Each new game in the series introduces its own spin on the treasure hunt, leading players across large expanses of cityscape in search of chests, documents and various upgrades, and Black Flag is only different in that it improves the system by adding more of a purpose and value to the search. Treasure maps can now be found on corpses across the land, leading curious players to buried rewards, often containing a necessary upgrade or valuable treasure. The incentive of improved gear is enough to justify the repetitive fetch-quests, and helps to offset the mundane as you invest your time into taking on more powerful fleets in the open sea. If there’s any fault to the amount of collectibles scattered about the map, is that there are more items than reasons to continue collecting them.

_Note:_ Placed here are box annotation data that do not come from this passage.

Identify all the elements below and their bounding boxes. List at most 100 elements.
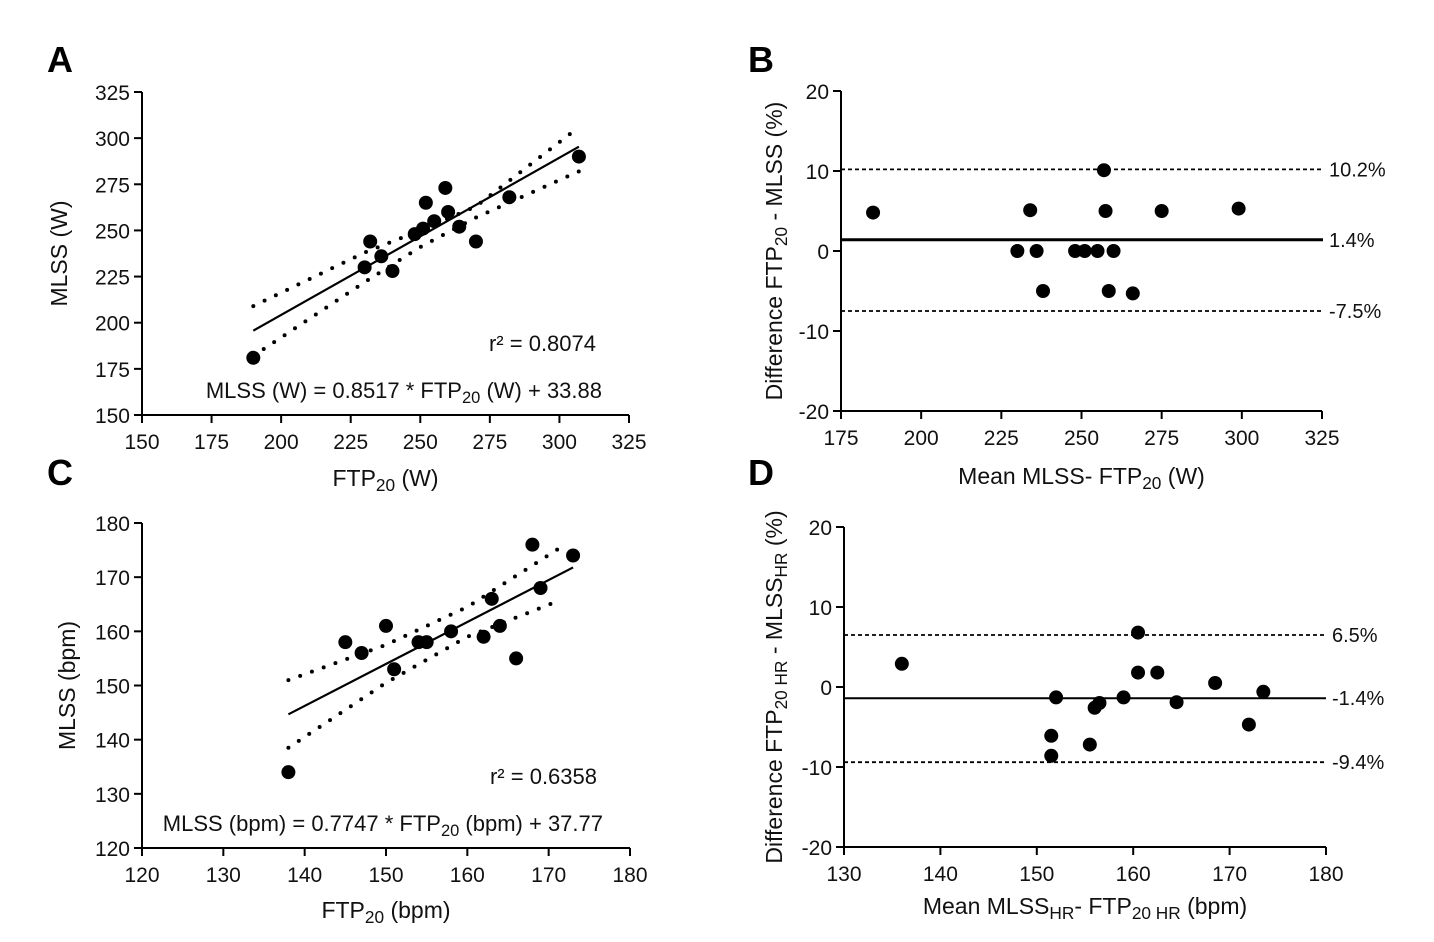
data-point: [444, 624, 459, 639]
y-axis-title: MLSS (W): [46, 200, 72, 306]
text-span: FTP: [332, 465, 375, 491]
x-tick-label: 120: [124, 864, 159, 887]
upper-limit-label: 6.5%: [1332, 625, 1378, 647]
data-point: [1023, 203, 1038, 218]
ci-lower-band: [286, 599, 559, 750]
y-axis-title: MLSS (bpm): [54, 621, 80, 750]
data-point: [1077, 244, 1092, 258]
data-point: [1090, 244, 1105, 258]
data-point: [1150, 665, 1165, 680]
x-tick-label: 130: [826, 863, 861, 886]
data-point: [441, 204, 456, 219]
panel-C: C 120 130 140 150 160 170 180 120 130 140 150 160 170…: [47, 452, 648, 927]
text-span: FTP: [321, 897, 364, 923]
upper-limit-label: 10.2%: [1329, 159, 1386, 181]
x-tick-label: 150: [124, 431, 159, 454]
data-point: [1116, 690, 1131, 705]
data-point: [419, 635, 434, 650]
x-tick-label: 180: [612, 864, 647, 887]
y-tick-label: 150: [95, 405, 130, 428]
y-tick-label: 150: [95, 676, 130, 699]
regression-equation: MLSS (bpm) = 0.7747 * FTP20 (bpm) + 37.7…: [163, 811, 603, 840]
data-point: [379, 618, 393, 633]
data-point: [338, 635, 353, 650]
data-point: [1068, 244, 1083, 258]
data-point: [1098, 204, 1113, 218]
data-point: [1131, 665, 1146, 680]
data-point: [452, 219, 467, 234]
text-span: - MLSS (%): [761, 102, 787, 227]
subscript: HR: [1049, 903, 1074, 923]
text-span: MLSS (bpm): [54, 621, 80, 750]
data-point: [571, 149, 586, 164]
subscript: 20: [771, 227, 791, 246]
x-tick-label: 300: [542, 431, 577, 454]
data-point: [502, 190, 517, 205]
panel-letter: C: [47, 452, 73, 493]
data-point: [1044, 728, 1059, 743]
data-point: [438, 180, 453, 195]
y-tick-label: 225: [95, 267, 130, 290]
data-point: [484, 591, 499, 606]
data-point: [1208, 676, 1223, 690]
text-span: (%): [761, 510, 787, 552]
data-point: [492, 618, 507, 633]
x-tick-label: 160: [1116, 863, 1151, 886]
data-point: [1241, 717, 1256, 732]
x-tick-label: 250: [403, 431, 438, 454]
ci-lower-band: [251, 169, 581, 358]
data-point: [468, 234, 483, 249]
x-tick-label: 170: [1212, 863, 1247, 886]
data-point: [866, 205, 881, 220]
panel-letter: D: [748, 452, 774, 493]
text-span: (W): [395, 465, 438, 491]
text-span: (bpm): [384, 897, 450, 923]
subscript: 20: [1142, 473, 1161, 493]
data-point: [1036, 284, 1051, 298]
x-tick-label: 140: [923, 863, 958, 886]
y-tick-label: 170: [95, 567, 130, 590]
subscript: 20: [365, 907, 384, 927]
x-tick-label: 325: [1304, 427, 1339, 450]
data-point: [1256, 684, 1271, 699]
y-tick-label: 160: [95, 621, 130, 644]
text-span: Difference FTP: [761, 709, 787, 863]
x-tick-label: 275: [1144, 427, 1179, 450]
data-point: [533, 581, 548, 595]
data-point: [374, 249, 389, 264]
text-span: Mean MLSS: [923, 893, 1050, 919]
panel-letter: B: [748, 39, 774, 80]
x-tick-label: 300: [1224, 427, 1259, 450]
data-point: [1082, 737, 1097, 752]
data-point: [1029, 244, 1044, 258]
data-point: [1169, 695, 1184, 710]
text-span: MLSS (W): [46, 200, 72, 306]
y-tick-label: 20: [809, 517, 832, 540]
x-tick-label: 170: [531, 864, 566, 887]
r-squared-label: r² = 0.6358: [490, 764, 597, 789]
data-point: [1092, 696, 1107, 710]
text-span: - MLSS: [761, 577, 787, 660]
data-point: [1131, 625, 1146, 640]
y-tick-label: 0: [820, 677, 832, 700]
ci-upper-band: [286, 542, 567, 683]
x-axis-title: FTP20 (bpm): [321, 897, 450, 927]
x-tick-label: 150: [368, 864, 403, 887]
y-tick-label: 275: [95, 174, 130, 197]
data-point: [427, 214, 442, 229]
y-tick-label: -20: [799, 401, 829, 424]
y-axis-title: Difference FTP20 HR - MLSSHR (%): [761, 510, 791, 863]
text-span: (bpm): [1181, 893, 1247, 919]
y-tick-label: -20: [802, 837, 832, 860]
panel-letter: A: [47, 39, 73, 80]
x-tick-label: 140: [287, 864, 322, 887]
data-point: [387, 662, 402, 677]
data-point: [566, 548, 581, 563]
y-tick-label: 300: [95, 128, 130, 151]
bias-label: 1.4%: [1329, 230, 1375, 252]
data-point: [894, 656, 909, 671]
data-point: [418, 195, 433, 210]
subscript: 20: [441, 822, 459, 840]
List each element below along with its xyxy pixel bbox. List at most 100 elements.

I must have spent the better part of an hour simply collecting music-sheets without realizing how much time had passed — something I couldn’t do for more than a few minutes in previous entries before becoming disinterested.
Side-quests make a triumphant return, with assassination missions to tackle (delivered by those lovable carrier pigeons), couriers to capture and treasures to uncover — including underwater excavations, with long-lost shipwrecks to seek and loot. The gameplay largely remains unchanged, but has been refined quite noticeably. Everything from free-running to stealth has been streamlined, allowing for more freedom in execution. Combat returns with its prompt heavy swordplay and reliance on timing rather than skill, but despite a smaller arsenal of weapons to exploit, the improved mechanics allow for nearly effortless interactions with enemies, swiftly switching blades for bombs and pistols for swords as you dance around increasingly difficult encounters. These improved controls perform gracefully (both in single player and multiplayer) across the brilliantly designed towns and landscapes, taking full advantage of every branch or windowsill. Sure, you’re still likely to stumble over passing townsfolk, and more often than desired begin climbing something you had no intention of interacting with, but at its core Black Flag is a huge improvement in both controls and their functionality.

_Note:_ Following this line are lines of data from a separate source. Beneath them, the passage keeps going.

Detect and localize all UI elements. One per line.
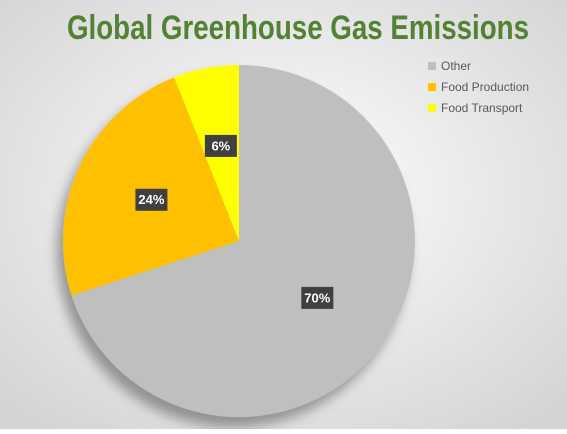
legend-swatch <box>428 62 436 70</box>
pie-slice <box>71 65 415 417</box>
legend-swatch <box>428 104 436 112</box>
data-label-box <box>204 134 237 157</box>
data-label: 70% <box>304 290 330 305</box>
data-label: 24% <box>138 192 164 207</box>
pie-slice <box>62 77 239 296</box>
chart-title: Global Greenhouse Gas Emissions <box>67 9 529 47</box>
data-labels: 70% 24% 6% <box>135 134 334 309</box>
data-label-box <box>301 286 334 309</box>
legend-swatch <box>428 83 436 91</box>
legend: Other Food Production Food Transport <box>428 59 529 115</box>
legend-label: Other <box>441 59 471 73</box>
data-label: 6% <box>211 138 230 153</box>
legend-label: Food Production <box>441 80 529 94</box>
legend-label: Food Transport <box>441 101 523 115</box>
data-label-box <box>135 188 168 211</box>
pie <box>62 65 415 417</box>
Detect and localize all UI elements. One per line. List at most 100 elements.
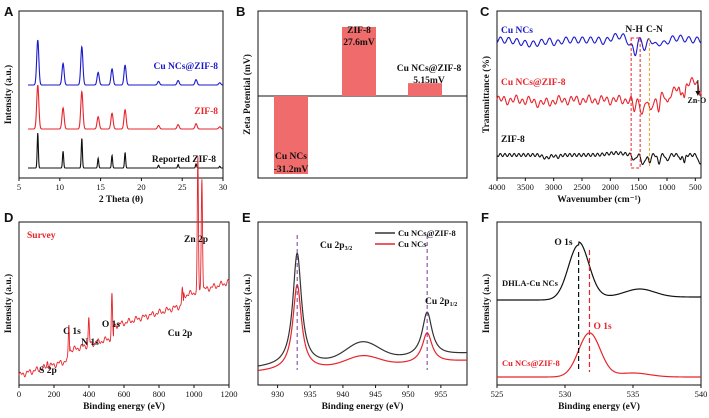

Assassin’s Creed IV: Black Flag is the very definition of escapism, offering a mindbogglingly large amount of content. One could spend upwards of fifty hours exploring the world without completing more than a few introductory missions in the main story — which itself can offer over twenty hours of gameplay. The game does occasionally suffer from the shortcomings of its predecessor, and doesn’t quite feel like a sequel — as you’re less of an assassin and more of an imposter — but it is in fact the best and most accomplished entry to date, with a massive world to conquer, ships to plunder, rum to drink and leaders to assassinate. If you’re in the mood for killing, stealing and boarding some vessels illegally, Assassin’s Creed IV: Black Flag is the greatest pirate simulator of all time. “Piracy is the way o life. Ahoy.”